Outra artimanha comum para driblar o calor era a cerveja. Como aquela gratuita não foi o suficiente para todo o público presente, os foliões abordavam os vendedores ambulantes em busca das marcas estrangeiras, comuns em festas de rua no centro da cidade ou na zona sul. A maioria dos vendedores despistava e conseguia vender as marcas populares brasileiras mesmo, mas um deles fez de tudo para agradar o público e correu para um supermercado próximo. Voltou com engradados e mais engradados de uma das tais marcas estrangeiras -- especialmente a holandesa -- e vendeu tudo em pouco tempo. 

Conforme o bloco coloria as ruas da cidade, mais moradores empolgados com o cortejo abriam suas casas. O clima era de muita paz e tranquilidade, com destaque para os banhos improvisados de mangueira na rua. Crianças brincavam e eram cumprimentadas por todo mundo, e não houve registro de nenhuma confusão ou discussão. A maioria dos frequentadores se conheciam, e aqueles que chegavam pela primeira vez eram muito bem recebidos. 

Quando o cortejo já se encaminhava para o fim, as reclamações sobre calor, distância e fome ficaram mais frequentes, mas nada que pudesse impedi-los de continuar dançando as coreografias e cantando, claro. Em determinado ponto, o cortejo alcançou um rio poluído, e os restos de lixo que boiavam na água foram motivos de piada por dois rapazes: "Já fazem parte da paisagem", um deles disse, e voltaram a dançar. 

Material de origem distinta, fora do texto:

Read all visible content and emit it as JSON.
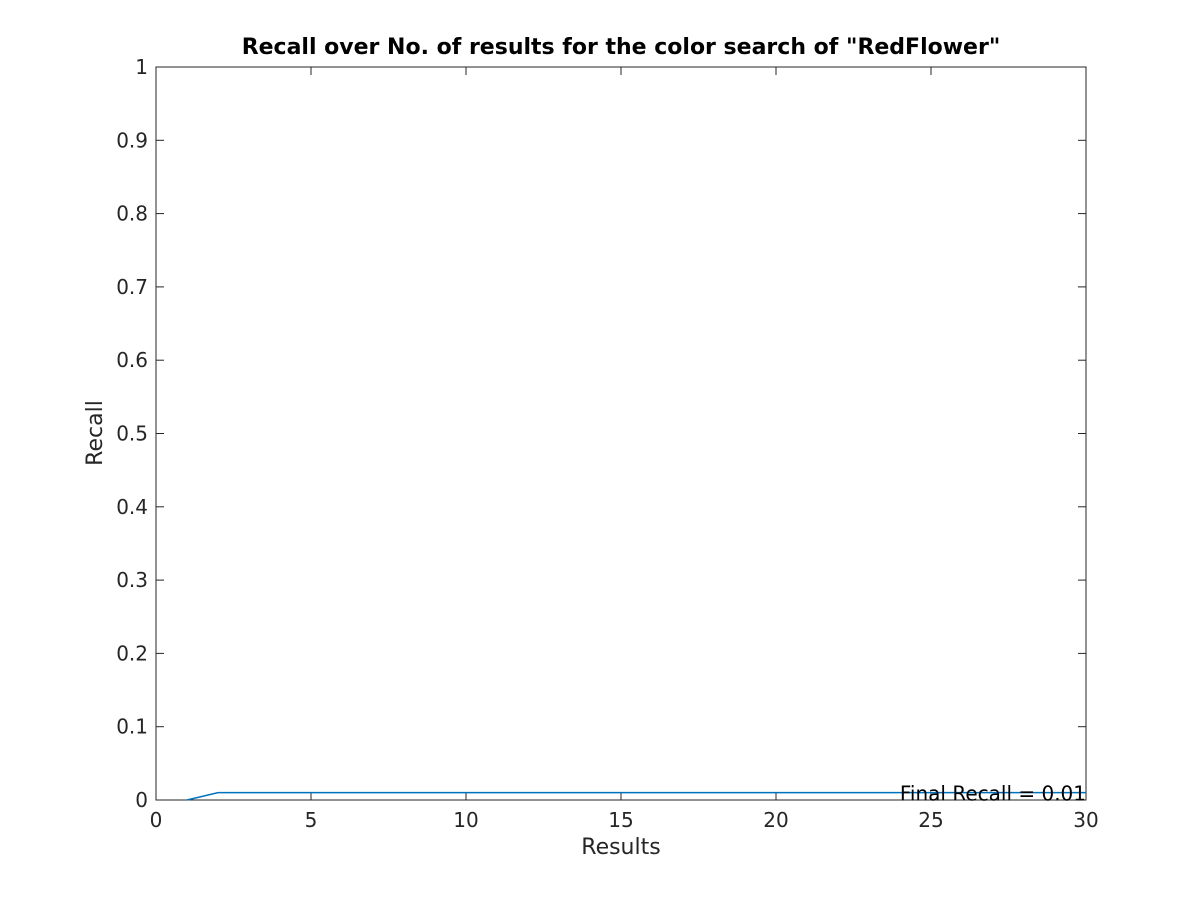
{
  "chart_data": {
    "type": "line",
    "title": "Recall over No. of results for the color search of \"RedFlower\"",
    "xlabel": "Results",
    "ylabel": "Recall",
    "xlim": [
      0,
      30
    ],
    "ylim": [
      0,
      1
    ],
    "xticks": [
      0,
      5,
      10,
      15,
      20,
      25,
      30
    ],
    "xtick_labels": [
      "0",
      "5",
      "10",
      "15",
      "20",
      "25",
      "30"
    ],
    "yticks": [
      0,
      0.1,
      0.2,
      0.3,
      0.4,
      0.5,
      0.6,
      0.7,
      0.8,
      0.9,
      1
    ],
    "ytick_labels": [
      "0",
      "0.1",
      "0.2",
      "0.3",
      "0.4",
      "0.5",
      "0.6",
      "0.7",
      "0.8",
      "0.9",
      "1"
    ],
    "grid": false,
    "series": [
      {
        "color": "#0072bd",
        "x": [
          1,
          2,
          3,
          4,
          5,
          6,
          7,
          8,
          9,
          10,
          11,
          12,
          13,
          14,
          15,
          16,
          17,
          18,
          19,
          20,
          21,
          22,
          23,
          24,
          25,
          26,
          27,
          28,
          29,
          30
        ],
        "values": [
          0,
          0.01,
          0.01,
          0.01,
          0.01,
          0.01,
          0.01,
          0.01,
          0.01,
          0.01,
          0.01,
          0.01,
          0.01,
          0.01,
          0.01,
          0.01,
          0.01,
          0.01,
          0.01,
          0.01,
          0.01,
          0.01,
          0.01,
          0.01,
          0.01,
          0.01,
          0.01,
          0.01,
          0.01,
          0.01
        ]
      }
    ],
    "annotations": [
      {
        "text": "Final Recall = 0.01",
        "x": 30,
        "y": 0.01,
        "anchor": "end"
      }
    ]
  }
}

Depois de quatro horas de cortejo, e algumas desistências pelo caminho, o bloco chegou à casa da mãe de Cisão, a Dona Rê, como é carinhosamente chamada. Mesmo tendo de lidar com toda a logística do evento, Cisão se preocupou em organizar um espaço acolhedor. Para driblar o calor, mangueiras disponíveis com água fresca e uma lona em que qualquer um poderia brincar, deslizar e se molhar. Ali, adultos e crianças dividiam um pouquinho do alívio depois da andança.

Para recepcionar, matar a fome e a sede, havia cerveja, cachaça e caldinho de feijão. Música alta, vizinhos no portão e a rua cheia davam o tom do que é uma tradicional festa de família no subúrbio quando todos chegaram por volta de 13h30. Não tinha como não se sentir em casa. A organização avisava à boca miúda que o evento não tinha hora para acabar, e apesar do último trem passar pela estação dali a pouco, às 19h, o público presente não demonstrava vontade de ir embora. "Agora que vai começar!", repetiam os músicos, que não se abateram pelo cansaço. 

O Amigos da Onça continua seus ensaios oficiais de verão na próxima terça-feira. Durante todo o mês de fevereiro a festa acontece semanalmente no centro do Rio de Janeiro. De acordo com a agenda oficial de eventos, não há indícios de outros eventos na Baixada Fluminense. No próximo 29 de janeiro, o bloco Agytoê embala parte do ensaio com muito axé. A entrada custa a partir de R$ 15.